As far as I can tell the seller stole there information from an older listing. Straight copy and paste. Really screwed themselves considering the last time one of these went to auction to my recollection it sold for $75
Cyb3rst0rms Retro Hardware Warzone:https://discord.gg/jK8uvR4c I used to own over 160 graphics card, I've since recovered from graphics card addiction
Now, what if I told you that one of the cards on this lot was a very rare PowerColor Evilking IV 3dfx Voodoo 4 4500 AGP card? Yep. My heart stopped a bit when I opened the package (arrived today).
Just be careful with that card, even thought it has universal AGP connector, it's 3.3V card only!

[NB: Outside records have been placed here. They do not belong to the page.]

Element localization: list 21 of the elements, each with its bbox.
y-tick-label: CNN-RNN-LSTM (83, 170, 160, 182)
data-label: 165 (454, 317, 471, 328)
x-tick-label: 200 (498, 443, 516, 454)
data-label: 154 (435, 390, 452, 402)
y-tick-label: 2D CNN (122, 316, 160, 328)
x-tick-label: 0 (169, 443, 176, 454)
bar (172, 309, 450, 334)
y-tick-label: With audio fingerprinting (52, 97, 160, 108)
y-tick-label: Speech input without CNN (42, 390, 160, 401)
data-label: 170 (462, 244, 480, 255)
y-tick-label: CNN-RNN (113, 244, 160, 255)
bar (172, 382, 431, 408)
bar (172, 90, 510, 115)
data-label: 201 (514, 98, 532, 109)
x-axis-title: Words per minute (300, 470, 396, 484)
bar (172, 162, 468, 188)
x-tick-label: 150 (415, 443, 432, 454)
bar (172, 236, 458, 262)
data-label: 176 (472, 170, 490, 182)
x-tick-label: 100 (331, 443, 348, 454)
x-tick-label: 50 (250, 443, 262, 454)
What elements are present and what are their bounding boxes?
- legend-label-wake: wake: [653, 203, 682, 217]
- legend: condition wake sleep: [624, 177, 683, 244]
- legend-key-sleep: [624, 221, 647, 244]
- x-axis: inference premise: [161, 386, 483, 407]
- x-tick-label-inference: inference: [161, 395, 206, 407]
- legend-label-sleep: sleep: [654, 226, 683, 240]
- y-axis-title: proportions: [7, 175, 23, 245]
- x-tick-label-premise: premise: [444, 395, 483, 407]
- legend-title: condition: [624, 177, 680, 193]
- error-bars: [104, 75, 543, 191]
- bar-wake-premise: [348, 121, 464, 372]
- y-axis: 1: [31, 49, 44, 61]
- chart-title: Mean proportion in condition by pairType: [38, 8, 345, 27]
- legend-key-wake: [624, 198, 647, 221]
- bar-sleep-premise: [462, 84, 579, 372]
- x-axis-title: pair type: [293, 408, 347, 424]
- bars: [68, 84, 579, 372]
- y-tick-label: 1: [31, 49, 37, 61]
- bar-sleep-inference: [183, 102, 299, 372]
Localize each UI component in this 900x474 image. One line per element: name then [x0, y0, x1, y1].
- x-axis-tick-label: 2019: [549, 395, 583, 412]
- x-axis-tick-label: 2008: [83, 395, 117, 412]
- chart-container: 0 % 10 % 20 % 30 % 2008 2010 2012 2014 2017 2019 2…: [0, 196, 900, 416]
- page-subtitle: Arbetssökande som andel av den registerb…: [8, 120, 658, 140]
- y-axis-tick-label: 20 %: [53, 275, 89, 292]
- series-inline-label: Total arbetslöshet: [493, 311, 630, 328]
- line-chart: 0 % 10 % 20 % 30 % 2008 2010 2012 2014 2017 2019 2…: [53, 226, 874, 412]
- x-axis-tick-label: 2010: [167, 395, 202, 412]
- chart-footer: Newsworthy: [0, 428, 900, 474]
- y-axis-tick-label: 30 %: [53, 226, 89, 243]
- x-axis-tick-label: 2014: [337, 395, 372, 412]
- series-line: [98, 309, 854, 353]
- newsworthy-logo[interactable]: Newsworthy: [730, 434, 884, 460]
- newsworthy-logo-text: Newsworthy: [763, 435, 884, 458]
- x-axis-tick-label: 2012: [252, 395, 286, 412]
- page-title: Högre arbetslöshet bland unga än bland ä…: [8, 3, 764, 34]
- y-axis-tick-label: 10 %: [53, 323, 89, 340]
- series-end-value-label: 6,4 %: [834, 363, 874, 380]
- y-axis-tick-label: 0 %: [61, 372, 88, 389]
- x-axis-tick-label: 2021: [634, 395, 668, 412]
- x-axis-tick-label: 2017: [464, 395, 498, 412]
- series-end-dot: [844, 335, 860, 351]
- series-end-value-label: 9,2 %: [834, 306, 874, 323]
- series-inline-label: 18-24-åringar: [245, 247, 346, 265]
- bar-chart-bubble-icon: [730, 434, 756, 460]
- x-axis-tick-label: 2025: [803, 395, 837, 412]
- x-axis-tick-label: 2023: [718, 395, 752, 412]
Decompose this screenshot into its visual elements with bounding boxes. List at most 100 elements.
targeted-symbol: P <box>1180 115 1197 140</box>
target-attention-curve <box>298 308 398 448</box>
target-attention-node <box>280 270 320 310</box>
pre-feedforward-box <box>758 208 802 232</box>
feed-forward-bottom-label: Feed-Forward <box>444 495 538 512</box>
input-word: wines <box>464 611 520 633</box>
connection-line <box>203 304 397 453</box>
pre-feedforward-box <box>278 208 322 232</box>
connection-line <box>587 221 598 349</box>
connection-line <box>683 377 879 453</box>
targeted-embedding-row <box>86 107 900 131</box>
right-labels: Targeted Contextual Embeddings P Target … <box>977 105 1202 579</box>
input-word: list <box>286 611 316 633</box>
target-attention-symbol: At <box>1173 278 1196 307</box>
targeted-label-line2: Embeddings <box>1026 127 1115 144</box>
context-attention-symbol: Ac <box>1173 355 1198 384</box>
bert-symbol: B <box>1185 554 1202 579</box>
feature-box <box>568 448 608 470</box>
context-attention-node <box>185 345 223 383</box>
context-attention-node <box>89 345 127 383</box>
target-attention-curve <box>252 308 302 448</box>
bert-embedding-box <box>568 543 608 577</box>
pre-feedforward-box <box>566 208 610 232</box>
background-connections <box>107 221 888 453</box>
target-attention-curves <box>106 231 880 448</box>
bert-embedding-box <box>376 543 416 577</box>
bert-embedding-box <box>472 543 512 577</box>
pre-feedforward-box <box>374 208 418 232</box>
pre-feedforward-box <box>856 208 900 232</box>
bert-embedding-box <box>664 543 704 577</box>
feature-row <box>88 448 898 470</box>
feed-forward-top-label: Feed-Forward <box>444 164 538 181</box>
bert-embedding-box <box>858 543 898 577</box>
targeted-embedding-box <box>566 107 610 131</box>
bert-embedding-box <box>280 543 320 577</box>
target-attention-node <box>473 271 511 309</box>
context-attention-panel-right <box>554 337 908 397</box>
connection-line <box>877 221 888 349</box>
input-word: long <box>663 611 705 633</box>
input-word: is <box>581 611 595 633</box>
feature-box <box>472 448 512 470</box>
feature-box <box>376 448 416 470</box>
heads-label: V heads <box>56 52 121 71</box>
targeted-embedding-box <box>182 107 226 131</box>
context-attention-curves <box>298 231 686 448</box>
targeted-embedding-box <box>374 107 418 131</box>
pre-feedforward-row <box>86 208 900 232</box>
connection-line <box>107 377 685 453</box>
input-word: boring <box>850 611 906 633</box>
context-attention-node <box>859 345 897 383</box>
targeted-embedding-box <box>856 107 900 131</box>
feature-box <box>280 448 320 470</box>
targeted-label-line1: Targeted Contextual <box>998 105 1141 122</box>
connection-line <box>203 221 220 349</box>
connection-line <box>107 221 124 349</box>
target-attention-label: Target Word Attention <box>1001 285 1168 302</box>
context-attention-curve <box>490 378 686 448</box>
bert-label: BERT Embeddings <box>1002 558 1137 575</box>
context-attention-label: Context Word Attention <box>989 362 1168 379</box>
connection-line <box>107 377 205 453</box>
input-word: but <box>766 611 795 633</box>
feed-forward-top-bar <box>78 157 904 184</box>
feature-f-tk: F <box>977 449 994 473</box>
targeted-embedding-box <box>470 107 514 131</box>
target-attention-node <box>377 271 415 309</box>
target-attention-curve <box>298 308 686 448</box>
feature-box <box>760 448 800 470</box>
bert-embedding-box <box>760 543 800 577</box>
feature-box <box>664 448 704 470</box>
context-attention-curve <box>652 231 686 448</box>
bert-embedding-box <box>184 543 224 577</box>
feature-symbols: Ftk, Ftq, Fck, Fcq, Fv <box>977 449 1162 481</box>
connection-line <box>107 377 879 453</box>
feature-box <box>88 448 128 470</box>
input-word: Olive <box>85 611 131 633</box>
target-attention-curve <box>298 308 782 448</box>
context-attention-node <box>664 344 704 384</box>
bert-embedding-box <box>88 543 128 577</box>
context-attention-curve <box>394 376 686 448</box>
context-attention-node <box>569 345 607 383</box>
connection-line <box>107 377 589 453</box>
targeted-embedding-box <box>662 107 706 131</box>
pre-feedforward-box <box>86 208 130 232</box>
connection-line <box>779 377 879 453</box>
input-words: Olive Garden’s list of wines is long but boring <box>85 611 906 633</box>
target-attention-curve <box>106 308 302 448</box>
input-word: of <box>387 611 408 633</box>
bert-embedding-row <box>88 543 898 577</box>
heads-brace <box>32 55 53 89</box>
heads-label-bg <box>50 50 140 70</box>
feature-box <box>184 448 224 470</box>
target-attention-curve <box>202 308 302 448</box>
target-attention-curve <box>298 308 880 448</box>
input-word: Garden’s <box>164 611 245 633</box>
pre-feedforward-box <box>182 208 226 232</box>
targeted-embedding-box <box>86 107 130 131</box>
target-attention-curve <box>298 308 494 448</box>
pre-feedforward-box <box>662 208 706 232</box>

Indeed, I already knew what I was getting- I'm running it on a Soyo 7VBA133, AGP 2x v3.3
Damn, just missed (by <5min) a box of "old crap" with piles of 90s stuff. Condition looked iffy here and there but there were al least 10 regular 486 CPUs, an Overdrive and a PODP-83 and some Pentium Pro, along with So5/7 stuff, DIMMs, VRMs and who knows what else under that. My first offer (while still very low for what was visible) was even EUR 5 more than the other bloke he'd just said yes to 😢
Still, my Adaptec AHA-2940U2W arrived today, so can drown my sorrows in testing the Seagate Cheetah 10k drive I got for free two weeks back.
Page 15 (in binary). Also, damn, that sucks. Had to order a new front brake set for my pedal bike (wish it was a motor bike) on eBay since the front brake disintegrated and was warped. On the plus side, I ordered 2 different DIN connectors (8-pin 262, and 6-pin IEC) on eBay, fuses, resistors, wiring, and capacitors on Digikey for making the PC Speaker to Sound Card cable, IEC to Uno (Uno2IEC) project, A/V cable for S-Video, composite, and audio for the C64 system.